The dreamIn the dream, "active passive voice" was a special form of passive voice that requires the author to follow passive voice descriptions of actions that occurred with an exhaustive description of all lines of evidence indicating who was responsible for the action having occurred. In the dream these descriptions were also in passive voice, although my (still recently awakened) waking brain is 90% certain that it isn't really possible to do this without making use of the active voice.
The important part was that the documentation truly be meticulous. In the dream, this seemed like a potentially good idea, but not an obviously good idea, and I wanted to talk about it more.

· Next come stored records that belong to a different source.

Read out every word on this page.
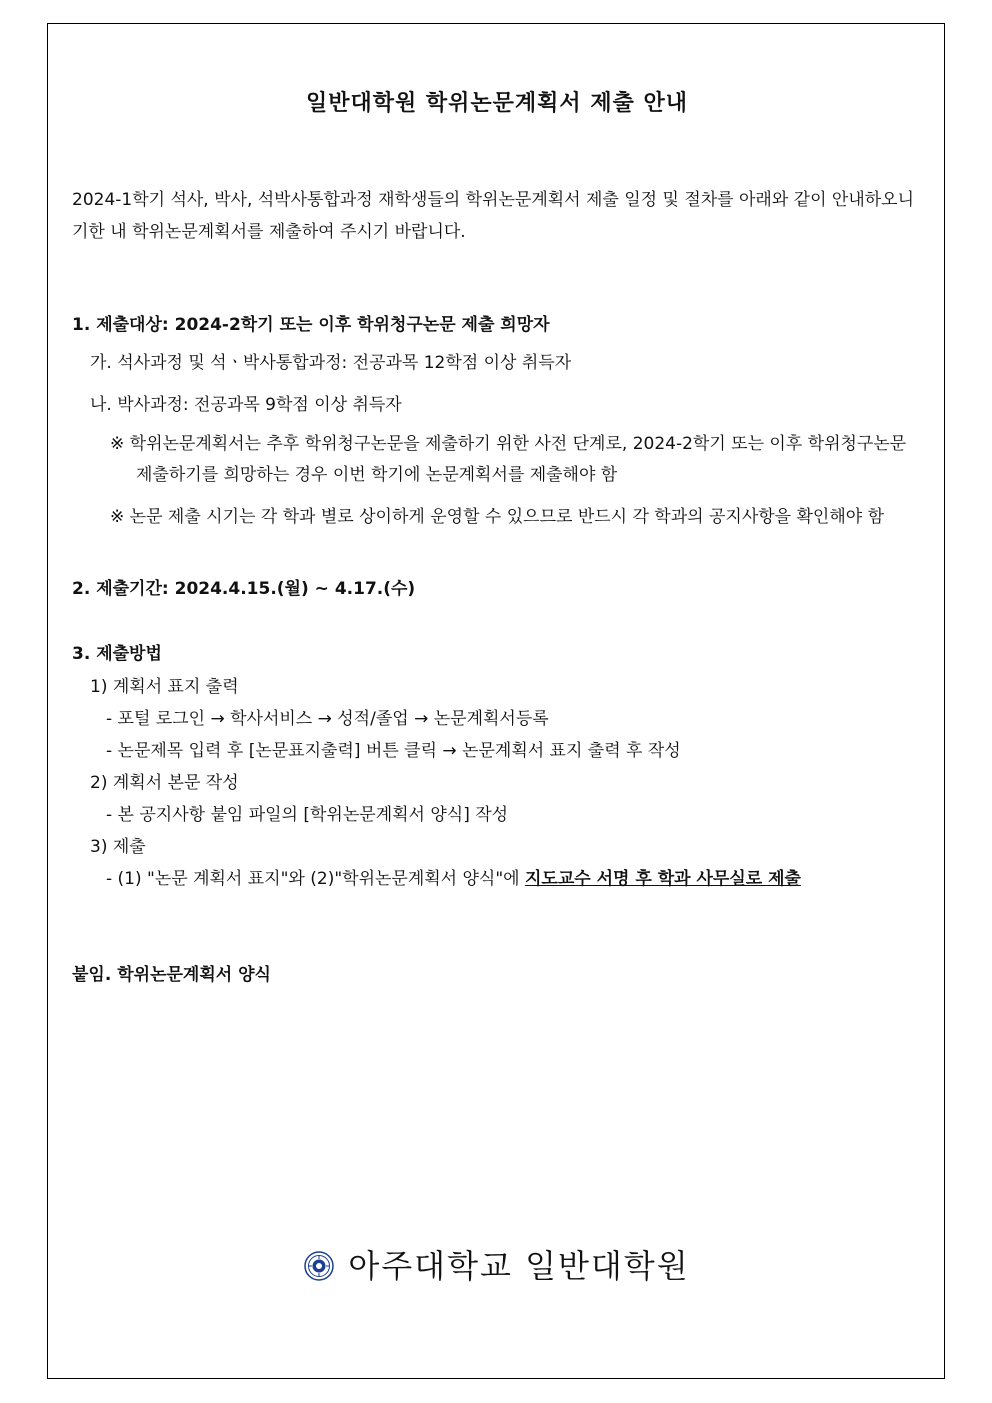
일반대학원 학위논문계획서 제출 안내
2024-1학기 석사, 박사, 석박사통합과정 재학생들의 학위논문계획서 제출 일정 및 절차를 아래와 같이 안내하오니 기한 내 학위논문계획서를 제출하여 주시기 바랍니다.
1. 제출대상: 2024-2학기 또는 이후 학위청구논문 제출 희망자
가. 석사과정 및 석ㆍ박사통합과정: 전공과목 12학점 이상 취득자
나. 박사과정: 전공과목 9학점 이상 취득자
※ 학위논문계획서는 추후 학위청구논문을 제출하기 위한 사전 단계로, 2024-2학기 또는 이후 학위청구논문 제출하기를 희망하는 경우 이번 학기에 논문계획서를 제출해야 함
※ 논문 제출 시기는 각 학과 별로 상이하게 운영할 수 있으므로 반드시 각 학과의 공지사항을 확인해야 함
2. 제출기간: 2024.4.15.(월) ~ 4.17.(수)
3. 제출방법
1) 계획서 표지 출력
- 포털 로그인 → 학사서비스 → 성적/졸업 → 논문계획서등록
- 논문제목 입력 후 [논문표지출력] 버튼 클릭 → 논문계획서 표지 출력 후 작성
2) 계획서 본문 작성
- 본 공지사항 붙임 파일의 [학위논문계획서 양식] 작성
3) 제출
- (1) "논문 계획서 표지"와 (2)"학위논문계획서 양식"에 지도교수 서명 후 학과 사무실로 제출
붙임. 학위논문계획서 양식
아주대학교 일반대학원
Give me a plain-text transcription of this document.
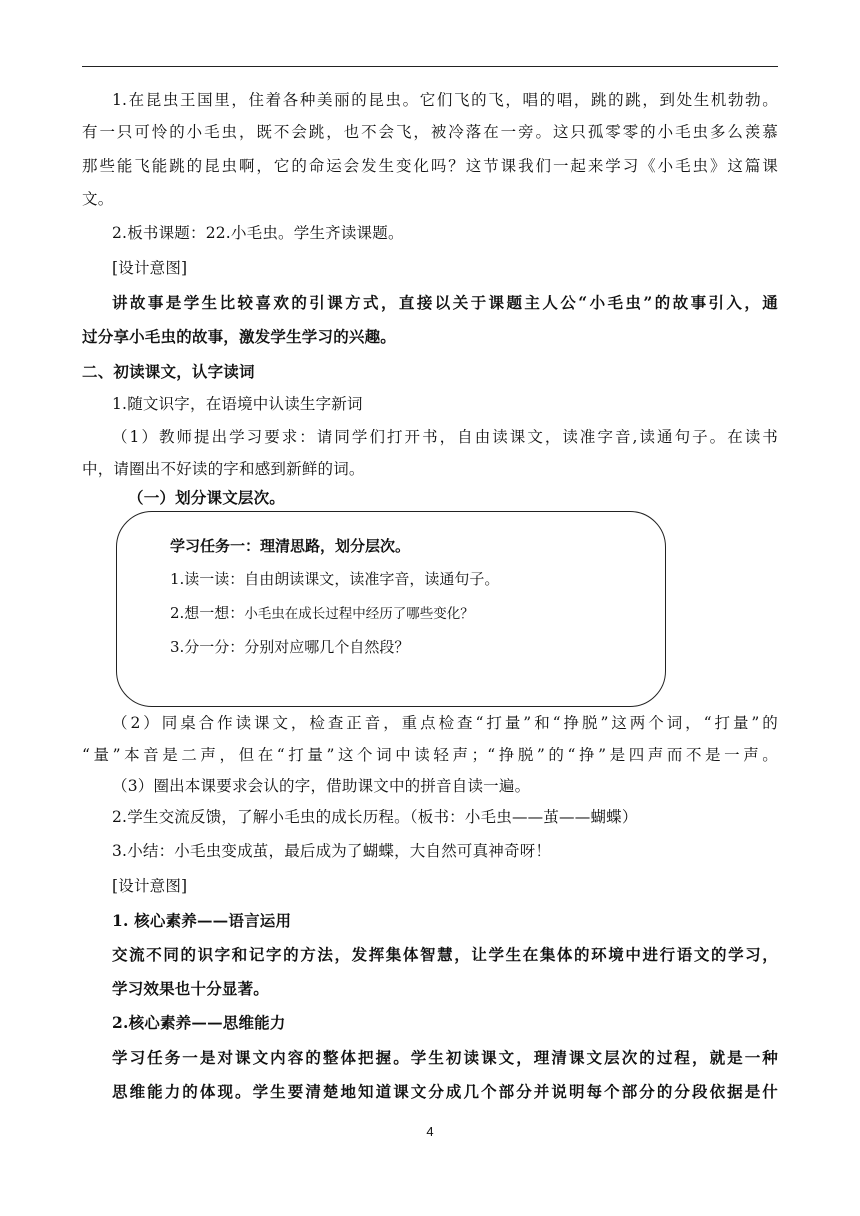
1.在昆虫王国里，住着各种美丽的昆虫。它们飞的飞，唱的唱，跳的跳，到处生机勃勃。
有一只可怜的小毛虫，既不会跳，也不会飞，被冷落在一旁。这只孤零零的小毛虫多么羡慕
那些能飞能跳的昆虫啊，它的命运会发生变化吗？这节课我们一起来学习《小毛虫》这篇课
文。
2.板书课题：22.小毛虫。学生齐读课题。
[设计意图]
讲故事是学生比较喜欢的引课方式，直接以关于课题主人公“小毛虫”的故事引入，通
过分享小毛虫的故事，激发学生学习的兴趣。
二、初读课文，认字读词
1.随文识字，在语境中认读生字新词
（1）教师提出学习要求：请同学们打开书，自由读课文，读准字音,读通句子。在读书
中，请圈出不好读的字和感到新鲜的词。
（一）划分课文层次。
学习任务一：理清思路，划分层次。
1.读一读：自由朗读课文，读准字音，读通句子。
2.想一想：小毛虫在成长过程中经历了哪些变化？
3.分一分：分别对应哪几个自然段？
（2）同桌合作读课文，检查正音，重点检查“打量”和“挣脱”这两个词，“打量”的
“量”本音是二声，但在“打量”这个词中读轻声；“挣脱”的“挣”是四声而不是一声。
（3）圈出本课要求会认的字，借助课文中的拼音自读一遍。
2.学生交流反馈，了解小毛虫的成长历程。（板书：小毛虫——茧——蝴蝶）
3.小结：小毛虫变成茧，最后成为了蝴蝶，大自然可真神奇呀！
[设计意图]
1. 核心素养——语言运用
交流不同的识字和记字的方法，发挥集体智慧，让学生在集体的环境中进行语文的学习，
学习效果也十分显著。
2.核心素养——思维能力
学习任务一是对课文内容的整体把握。学生初读课文，理清课文层次的过程，就是一种
思维能力的体现。学生要清楚地知道课文分成几个部分并说明每个部分的分段依据是什
4
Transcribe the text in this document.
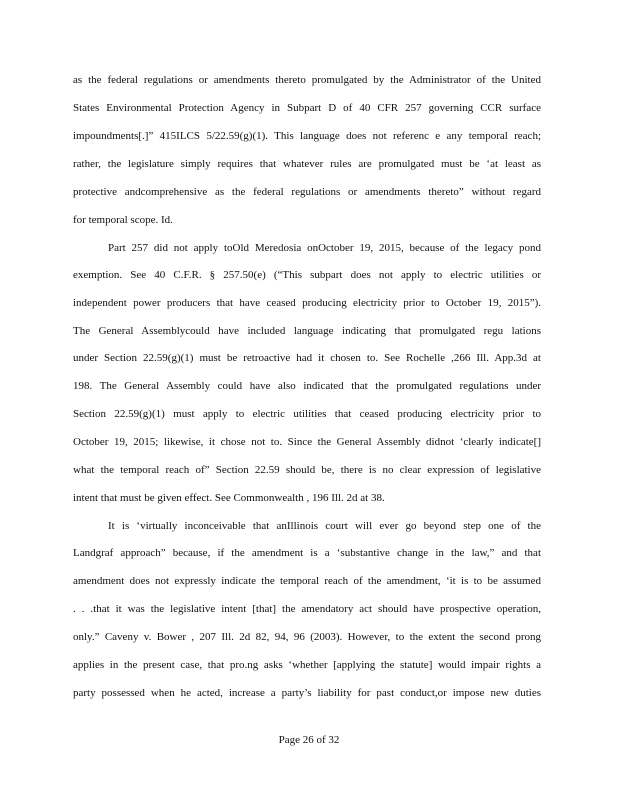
as the federal regulations or amendments thereto promulgated by the Administrator of the United
States Environmental Protection Agency in Subpart D of 40 CFR 257 governing CCR surface
impoundments[.]” 415ILCS 5/22.59(g)(1). This language does not referenc e any temporal reach;
rather, the legislature simply requires that whatever rules are promulgated must be ‘at least as
protective andcomprehensive as the federal regulations or amendments thereto” without regard
for temporal scope. Id.
Part 257 did not apply toOld Meredosia onOctober 19, 2015, because of the legacy pond
exemption. See 40 C.F.R. § 257.50(e) (“This subpart does not apply to electric utilities or
independent power producers that have ceased producing electricity prior to October 19, 2015”).
The General Assemblycould have included language indicating that promulgated regu lations
under Section 22.59(g)(1) must be retroactive had it chosen to. See Rochelle ,266 Ill. App.3d at
198. The General Assembly could have also indicated that the promulgated regulations under
Section 22.59(g)(1) must apply to electric utilities that ceased producing electricity prior to
October 19, 2015; likewise, it chose not to. Since the General Assembly didnot ‘clearly indicate[]
what the temporal reach of” Section 22.59 should be, there is no clear expression of legislative
intent that must be given effect. See Commonwealth , 196 Ill. 2d at 38.
It is ‘virtually inconceivable that anIllinois court will ever go beyond step one of the
Landgraf approach” because, if the amendment is a ‘substantive change in the law,” and that
amendment does not expressly indicate the temporal reach of the amendment, ‘it is to be assumed
. . .that it was the legislative intent [that] the amendatory act should have prospective operation,
only.” Caveny v. Bower , 207 Ill. 2d 82, 94, 96 (2003). However, to the extent the second prong
applies in the present case, that pro.ng asks ‘whether [applying the statute] would impair rights a
party possessed when he acted, increase a party’s liability for past conduct,or impose new duties
Page 26 of 32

Now that I'm awake, I think it's probably a bad idea but with some potentially good ideas folded up in it, and... I kind of still want to talk about it more, and would love to hear thoughts from others.
Additional thoughts from my waking brain: 1) To give an idea of what level of documentation my dream-brain imagined, I think that the descriptions wouldn't so much be "this side of the house looks white" as "if my memory serves, then there is a scene in the 1991 English language edition of the novel _Stranger in a Strange Land_ (which according to the cover and title page is by Robert A. Heinlein) in which the main character Michael Valentine Smith describes the color of a house as 'this side of the house looks white.'" Perhaps you can see the difficulty in actually writing this kind of documentation in the passive voice. If you think this can be done, I'd love to hear your thoughts.
2) I feel like there's a certain similarity between the premise of this kind of documentation and Wikipedia-speak.
3) There might also be a similarity to the way conspiracy theorists talk?
4) My half-awake brain thought this was almost the opposite of E-Prime (
https://en.wikipedia.org/wiki/E-Prime), but thinking about it more, I feel like there might actually be important similarities to E-Prime.
5) I'm sure my sleeping brain wasn't smart enough to think of this, but thinking this over now, I feel like the reason why this writing style would have the word "active" in it is the sheer amount of effort that would be required to write this way and possibly also to read text written this way.
6) I think part of why I am intrigued by this cultural hallucination from my sleeping brain is that the premise gets at both how we use language and where knowledge comes from, I guess because I am that kind of nerd.
(boosts are fine, but I can't say that my brain is 100% in gear right now, so use your judgment I guess?)